Reps. Petri, Udall Meet With Business, Environmental Leaders On Global Warming
Congressmen Tom Petri (R-WI) and Tom Udall (D-NM) met in the U.S. Capitol Monday with leaders of major businesses and environmental groups to discuss measures against global warming. The congressmen sponsored the Keep America Competitive Global Warming Policy Act during the last Congress, and were interested to hear the business and environmental representatives outline their own recommendations.
"I'm glad to say that everybody in the meeting shared a sense of urgency about climate change. We were in considerable agreement about the measures we should take right away to limit the release of greenhouse gases," Petri said. "Congressman Udall and I are getting ready to reintroduce our bill in the current Congress, and we are seeing glimmers of consensus on the right approach."
"Energy independence and global warming are of paramount concern to the American people. Today, a significant development occurred toward advancing these goals," said Udall. "Major U.S. companies have stepped up to the plate and called for action now. They have helped raise the level of optimism on this issue."
The meeting was organized by the United States Climate Action Partnership.
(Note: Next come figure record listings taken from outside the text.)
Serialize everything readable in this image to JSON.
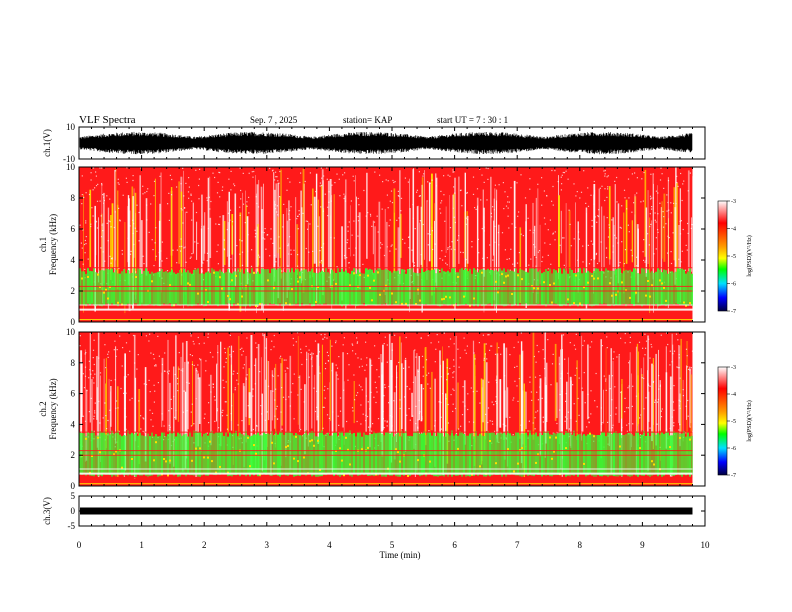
{
  "chart_data": {
    "type": "heatmap",
    "header": {
      "title": "VLF Spectra",
      "date": "Sep. 7  , 2025",
      "station": "station= KAP",
      "start": "start  UT  =   7 : 30 : 1"
    },
    "x_axis": {
      "label": "Time  (min)",
      "range": [
        0,
        10
      ],
      "ticks": [
        "0",
        "1",
        "2",
        "3",
        "4",
        "5",
        "6",
        "7",
        "8",
        "9",
        "10"
      ],
      "data_end": 9.8
    },
    "panels": [
      {
        "id": "ch1-waveform",
        "kind": "waveform",
        "ylabel": "ch.1(V)",
        "ylim": [
          -10,
          10
        ],
        "ticks": [
          "10",
          "-10"
        ],
        "amplitude": 7
      },
      {
        "id": "ch1-spectrogram",
        "kind": "spectrogram",
        "ylabel_lines": [
          "ch.1",
          "Frequency  (kHz)"
        ],
        "ylim": [
          0,
          10
        ],
        "ticks": [
          "0",
          "2",
          "4",
          "6",
          "8",
          "10"
        ],
        "green_band_khz": [
          1.0,
          3.5
        ],
        "colorbar": {
          "ticks": [
            "-3",
            "-4",
            "-5",
            "-6",
            "-7"
          ],
          "range": [
            -7,
            -3
          ],
          "label": "log(PSD)(V²/Hz)"
        }
      },
      {
        "id": "ch2-spectrogram",
        "kind": "spectrogram",
        "ylabel_lines": [
          "ch.2",
          "Frequency  (kHz)"
        ],
        "ylim": [
          0,
          10
        ],
        "ticks": [
          "0",
          "2",
          "4",
          "6",
          "8",
          "10"
        ],
        "green_band_khz": [
          0.6,
          3.6
        ],
        "colorbar": {
          "ticks": [
            "-3",
            "-4",
            "-5",
            "-6",
            "-7"
          ],
          "range": [
            -7,
            -3
          ],
          "label": "log(PSD)(V²/Hz)"
        }
      },
      {
        "id": "ch3-waveform",
        "kind": "flatline",
        "ylabel": "ch.3(V)",
        "ylim": [
          -5,
          5
        ],
        "ticks": [
          "5",
          "0",
          "-5"
        ],
        "level": 0
      }
    ],
    "colors": {
      "red": "#ff1a1a",
      "white": "#ffffff",
      "yellow": "#ffe000",
      "green": "#33ff33",
      "axis": "#000000"
    }
  }
}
USCAP consists of market leaders Alcoa, BP America, Caterpillar, Duke Energy, DuPont, FPL Group, General Electric, Lehman Brothers, PG&E, and PNM Resources, along with four leading non- governmental organizations - Environmental Defense, Natural Resources Defense Council, Pew Center on Global Climate Change, and World Resources Institute.
Both the Udall-Petri bill and the framework advanced by USCAP would encourage research and innovation and would establish a mandatory cap-and-trade program with specific limits on greenhouse emissions. Businesses that succeed in reducing emissions would be allowed to sell unused emission allowances to other businesses that are having greater difficulty complying with limits. This system would help limit emissions, create economic opportunities and advance U.S. competitiveness.
"Our bill puts a price on greenhouse gas emissions and balances economic uncertainty to unleash American business ingenuity," said Udall. "I hope we hear the same message from the White House tomorrow night as we heard from this Nation's industry leaders today."
"This is a way to get started against global warming," Petri said. "It will give businesses time to make required adjustments in a flexible way that companies can live with without fleeing abroad, taking jobs and production with them."